Воскресенье

Все люди несчастливы одинаково, потому что плохо читают Евангелие и не пашут земли.

 

По жаркой извилистой, петляющей по ржи дороге, на нанятой на станции бричке катили неспешно трое людей. Солнце клонилось к закату, от земли шел плотный, суховатый дух, во ржи трещали цикады, вечер поспевал, как краюха доброго хлеба в выбеленной известью печи у бедного крестьянина, которому нет жизни кроме рабства, а мы этого не понимаем и думаем, что таков положенный искони мировой устав. В середине, зажатый спутниками, ехал Аркадий Григорьевич Мазанов, мужчина некогда стройный и толковый, но теперь обрюзгший от порока, слюнявый. Он был в лиловом канотье — почти еще не старый, а тронутый лишь на висках неумолимым ходом времени. По правую от него руку лущил подсолнух Зажогин, подтянутый средних лет человек с револьверами за поясом. По левую расположился серолицый Джонс в кожаной куртёнке, с винчестером в руках. Мазанов лениво смотрел окрестности, прикладываясь к початой бутылке невкусной наливки, которую Зажогин нашел в навозе подле последнего верстового столба. Теперь же знаков не было и было мерзко. Зажогин плевался лузгой, морщил лоб, будто и впрямь собираясь презреть животную злобу свою и помолиться. Джонс сипло дышал, уныло глядел в невидимую точку. Мазанов не стерпел, швырнул бутыль в выжженные кружева обочины.

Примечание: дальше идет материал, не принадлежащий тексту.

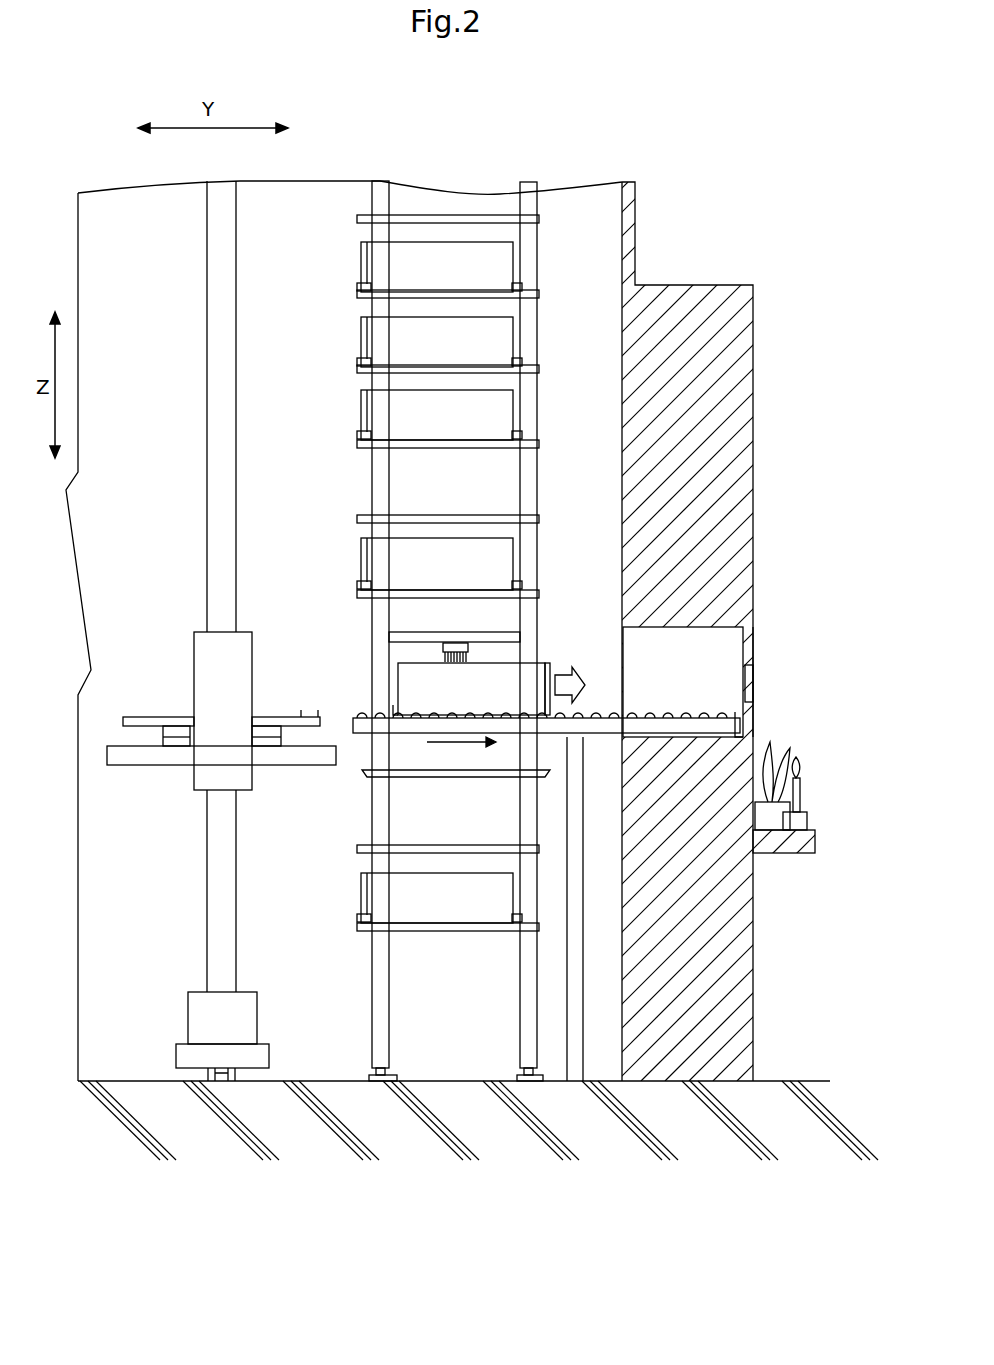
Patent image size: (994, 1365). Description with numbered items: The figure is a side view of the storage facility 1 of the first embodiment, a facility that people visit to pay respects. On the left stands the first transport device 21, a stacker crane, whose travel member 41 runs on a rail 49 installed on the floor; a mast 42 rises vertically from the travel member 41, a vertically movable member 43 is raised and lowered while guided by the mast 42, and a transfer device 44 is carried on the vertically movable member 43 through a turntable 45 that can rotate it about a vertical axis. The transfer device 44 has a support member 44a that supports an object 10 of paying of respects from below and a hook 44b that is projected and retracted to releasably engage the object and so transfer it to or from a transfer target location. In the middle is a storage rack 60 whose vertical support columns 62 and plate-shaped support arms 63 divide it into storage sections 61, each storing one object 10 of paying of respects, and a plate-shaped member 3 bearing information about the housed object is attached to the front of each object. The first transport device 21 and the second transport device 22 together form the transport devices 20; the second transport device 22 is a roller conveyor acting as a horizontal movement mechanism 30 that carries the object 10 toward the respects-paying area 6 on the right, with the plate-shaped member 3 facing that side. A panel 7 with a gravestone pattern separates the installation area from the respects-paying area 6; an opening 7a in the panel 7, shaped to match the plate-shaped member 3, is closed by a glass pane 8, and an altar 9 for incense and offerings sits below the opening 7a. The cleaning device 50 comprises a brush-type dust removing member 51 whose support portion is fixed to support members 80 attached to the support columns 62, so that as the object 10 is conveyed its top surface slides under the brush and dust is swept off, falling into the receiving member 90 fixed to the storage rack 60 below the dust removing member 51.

The storage facility 1 is at (686, 151).
The plate-shaped member 3 is at (365, 340).
The respects-paying area 6 is at (497, 631).
The panel 7 is at (711, 631).
The opening 7a is at (753, 666).
The glass pane 8 is at (754, 688).
The altar 9 is at (785, 848).
The object of paying of respects 10 is at (447, 582).
The transport device 20 is at (326, 678).
The first transport device 21 is at (219, 678).
The second transport device 22 is at (365, 748).
The horizontal movement mechanism 30 is at (643, 727).
The travel member 41 is at (262, 1045).
The mast 42 is at (207, 362).
The vertically movable member 43 is at (143, 760).
The transfer device 44 is at (221, 717).
The support member 44a is at (165, 717).
The hook 44b is at (319, 712).
The turntable 45 is at (188, 745).
The rail 49 is at (222, 1078).
The cleaning device 50 is at (532, 616).
The dust removing member 51 is at (458, 648).
The storage rack 60 is at (459, 593).
The storage section 61 is at (472, 573).
The support column 62 is at (378, 458).
The support arm 63 is at (420, 510).
The support member 80 is at (415, 637).
The receiving member 90 is at (440, 775).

—  Однако five o’clock, mon cher, — Мазанов промокнул губы салфеткой, будто нажравшийся плоти Христовой греховодник, который в святые церковные таинства не особенно-то и верует, а верует он больше не в святые церковные таинства, а скорее уж в пузо, которое, как известно, любую веру переварит. — Не хлопнуть ли нам чайку?

—  От це дило! — обрадовался посмурневший от болтающейся тряски Джонс, отставляя винчестер и глубоко нагибаясь за вытертым, старым уж от старости несессером. — That’s good!

—  Маята индо, — поморщился Зажогин. — Куролес на бычах, однако ж скорбно предречено влахать позднего.

—  C’est charmant! — восхитился Мазанов. — Как вы думаете, Терентий?

—  Хуйня все это, барин, — костисто крутанулся мужичонко-кучер, не в радость махнув по измученным тупой неволей лошадиным спинам. — Рожево, ептеть, опять кротам схарчим. Порядку нету, от того беднота и блядское положение.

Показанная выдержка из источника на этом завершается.